1. ## Algebraic division

I have this function:

$f(x) = x + \frac{3}{x - 1} - \frac{12}{x^2 + 2x - 3}$

We've been asked to show that the above equation can be written like this:

$\frac{x^2 + 3x + 3}{x + 3}$

I just can't seem to get it and i can't figure out why!
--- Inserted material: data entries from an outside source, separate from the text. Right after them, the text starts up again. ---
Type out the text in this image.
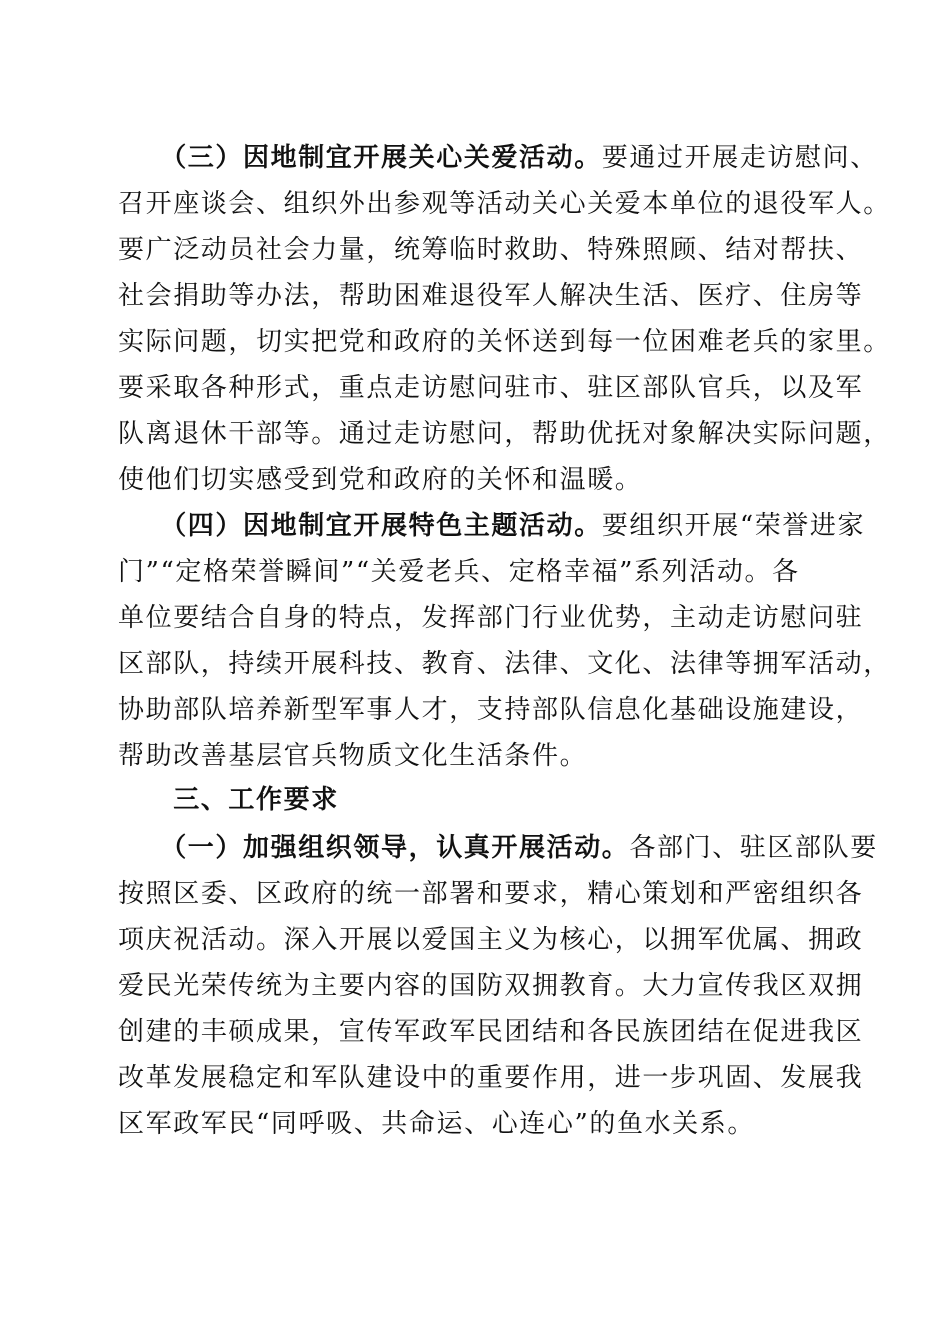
　　（三）因地制宜开展关心关爱活动。要通过开展走访慰问、
召开座谈会、组织外出参观等活动关心关爱本单位的退役军人。
要广泛动员社会力量，统筹临时救助、特殊照顾、结对帮扶、
社会捐助等办法，帮助困难退役军人解决生活、医疗、住房等
实际问题，切实把党和政府的关怀送到每一位困难老兵的家里。
要采取各种形式，重点走访慰问驻市、驻区部队官兵，以及军
队离退休干部等。通过走访慰问，帮助优抚对象解决实际问题，
使他们切实感受到党和政府的关怀和温暖。
　　（四）因地制宜开展特色主题活动。要组织开展“荣誉进家
门”“定格荣誉瞬间”“关爱老兵、定格幸福”系列活动。各
单位要结合自身的特点，发挥部门行业优势，主动走访慰问驻
区部队，持续开展科技、教育、法律、文化、法律等拥军活动，
协助部队培养新型军事人才，支持部队信息化基础设施建设，
帮助改善基层官兵物质文化生活条件。
　　三、工作要求
　　（一）加强组织领导，认真开展活动。各部门、驻区部队要
按照区委、区政府的统一部署和要求，精心策划和严密组织各
项庆祝活动。深入开展以爱国主义为核心，以拥军优属、拥政
爱民光荣传统为主要内容的国防双拥教育。大力宣传我区双拥
创建的丰硕成果，宣传军政军民团结和各民族团结在促进我区
改革发展稳定和军队建设中的重要作用，进一步巩固、发展我
区军政军民“同呼吸、共命运、心连心”的鱼水关系。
Could someone show me how it's done please?

Many thanks.

2. $x+\frac{3}{x-1}-\frac{12}{x^2+2x-3}$

$=x+\frac{3}{x-1}-\frac{12}{(x-1)(x+3)}$

$=\frac{x(x-1)(x+3)+3(x+3)-12}{(x-1)(x+3)}$

$=\frac{x^3+2x^2-3x+3x+9-12}{(x-1)(x+3)}$

$=\frac{x^3+2x^2-3}{(x-1)(x+3)}$

For $x^3+2x^2-3$, test 1:
$(1)^3+2(1)^2-3=0$

Hence, $x-1$ is a factor of $x^3+2x^2-3$. Using polynomial long division, you get the other factor to be $x^2+3x+3$.

$=\frac{(x-1)(x^2+3x+3)}{(x-1)(x+3)}$

$=\frac{x^2+3x+3}{x+3}$

3. Thanks a lot! I've been looking at that for days and got as far as where you found x -1 to be a factor.